This is the repository (code) for the paper titled: "Metabotype identification via fasting and postprandial metabolomics and its association with type 2 diabetes incidence", published on doi: 10.1186/s12933-025-02821-6, Cardiovasc Diabetol. 2025 Jul 8.
For more related questions, please feel free to send email to [email protected].
Content Guide:
The page contains the step to reproduce the results:
- 00_Prepration.R: Data cleaning and metabolites measurement transformation
- 01_IPVs.R: IPVs selecting principal metabolites as inputs for consensus clustering analysis
- 02_baseline_table.R: This script describe the baseline character of participants included, across each cluster
- 03_Cox_model.R: This script conducts cox regression model for clusters (related with T2DM incidence) and how to evaluate the predictive value of cox model
- 04_Comparison_Metabolites.R: Plot the key metabolites for metabotypes with gradient T2DM risk
- 05_Comparison_Diet_score.R: comparison of dietary pattern scores across different metabotypes
- 06_SHAP_Plot_code: using python to run the random forest multi-classification model
In addition, you also need to source two functions: (using source function to load them)

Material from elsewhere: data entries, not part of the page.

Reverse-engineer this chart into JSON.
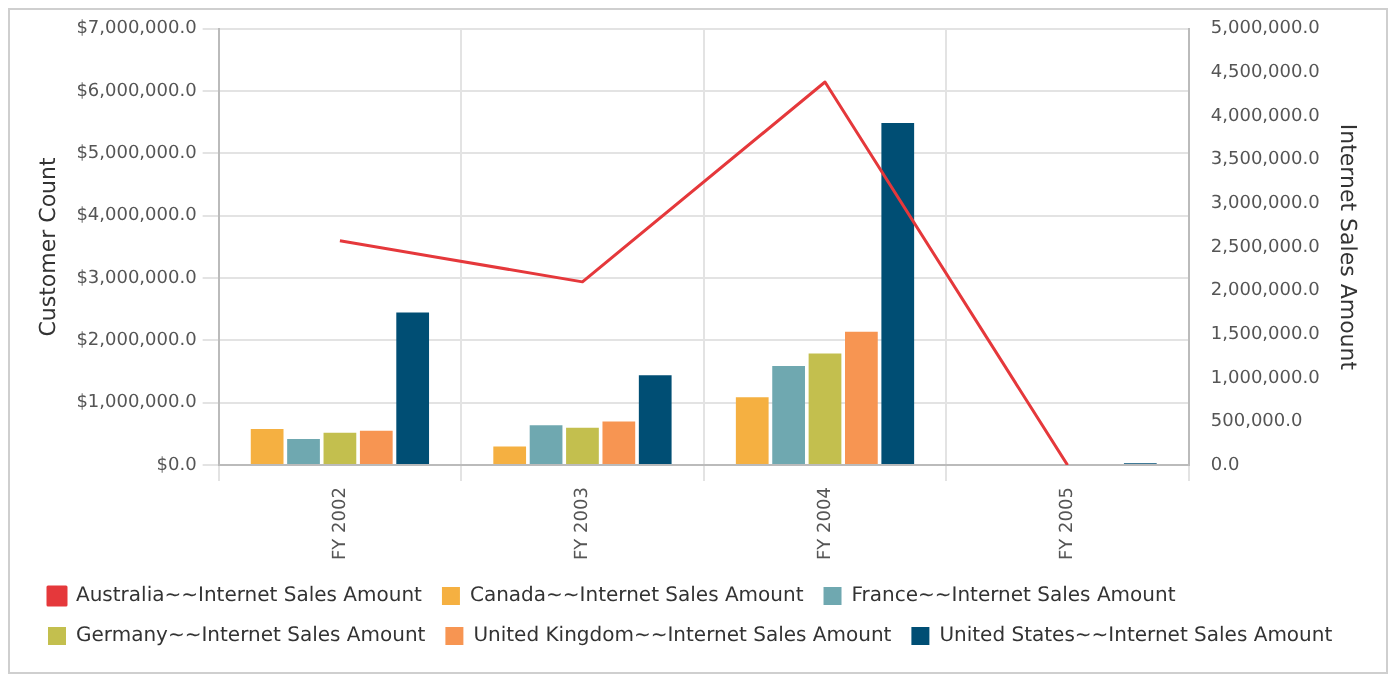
{
  "chart_data": {
    "type": "bar",
    "categories": [
      "FY 2002",
      "FY 2003",
      "FY 2004",
      "FY 2005"
    ],
    "ylabel": "Customer Count",
    "y2label": "Internet Sales Amount",
    "series": [
      {
        "name": "Australia~~Internet Sales Amount",
        "type": "line",
        "axis": "y2",
        "color": "#e5383b",
        "values": [
          2570000,
          2100000,
          4390000,
          0
        ]
      },
      {
        "name": "Canada~~Internet Sales Amount",
        "color": "#f5b041",
        "values": [
          580000,
          300000,
          1090000,
          null
        ]
      },
      {
        "name": "France~~Internet Sales Amount",
        "color": "#6fa8b0",
        "values": [
          420000,
          640000,
          1590000,
          null
        ]
      },
      {
        "name": "Germany~~Internet Sales Amount",
        "color": "#c3bf4e",
        "values": [
          520000,
          600000,
          1790000,
          null
        ]
      },
      {
        "name": "United Kingdom~~Internet Sales Amount",
        "color": "#f79552",
        "values": [
          550000,
          700000,
          2140000,
          null
        ]
      },
      {
        "name": "United States~~Internet Sales Amount",
        "color": "#004e74",
        "values": [
          2450000,
          1440000,
          5490000,
          30000
        ]
      }
    ],
    "ylim": [
      0,
      7000000
    ],
    "yticks": [
      {
        "value": 0,
        "label": "$0.0"
      },
      {
        "value": 1000000,
        "label": "$1,000,000.0"
      },
      {
        "value": 2000000,
        "label": "$2,000,000.0"
      },
      {
        "value": 3000000,
        "label": "$3,000,000.0"
      },
      {
        "value": 4000000,
        "label": "$4,000,000.0"
      },
      {
        "value": 5000000,
        "label": "$5,000,000.0"
      },
      {
        "value": 6000000,
        "label": "$6,000,000.0"
      },
      {
        "value": 7000000,
        "label": "$7,000,000.0"
      }
    ],
    "y2lim": [
      0,
      5000000
    ],
    "y2ticks": [
      {
        "value": 0,
        "label": "0.0"
      },
      {
        "value": 500000,
        "label": "500,000.0"
      },
      {
        "value": 1000000,
        "label": "1,000,000.0"
      },
      {
        "value": 1500000,
        "label": "1,500,000.0"
      },
      {
        "value": 2000000,
        "label": "2,000,000.0"
      },
      {
        "value": 2500000,
        "label": "2,500,000.0"
      },
      {
        "value": 3000000,
        "label": "3,000,000.0"
      },
      {
        "value": 3500000,
        "label": "3,500,000.0"
      },
      {
        "value": 4000000,
        "label": "4,000,000.0"
      },
      {
        "value": 4500000,
        "label": "4,500,000.0"
      },
      {
        "value": 5000000,
        "label": "5,000,000.0"
      }
    ],
    "grid": true,
    "legend": "bottom",
    "marker": "none",
    "line_style": "solid"
  }
}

- ConsensusCluster_function.R: to determine the optimal number of clusters
- KNN_Functions.R: to perform the KNN imputation for metabolomics data (fasting, postprandial and delta state)
Revision:
- Base on the suggestion of Reviewer, we add the "VarExp_by_iPVs.R", to calculate the variance explained by metabolites (selected using IPVs method) for the whole metabolomic data
Other .Rdata data are the inputs you need to use.
- Due to the data restriction, we can not share the .Rdata publicly. However, the pipeline of code can be applied successfully if you use your own dataset.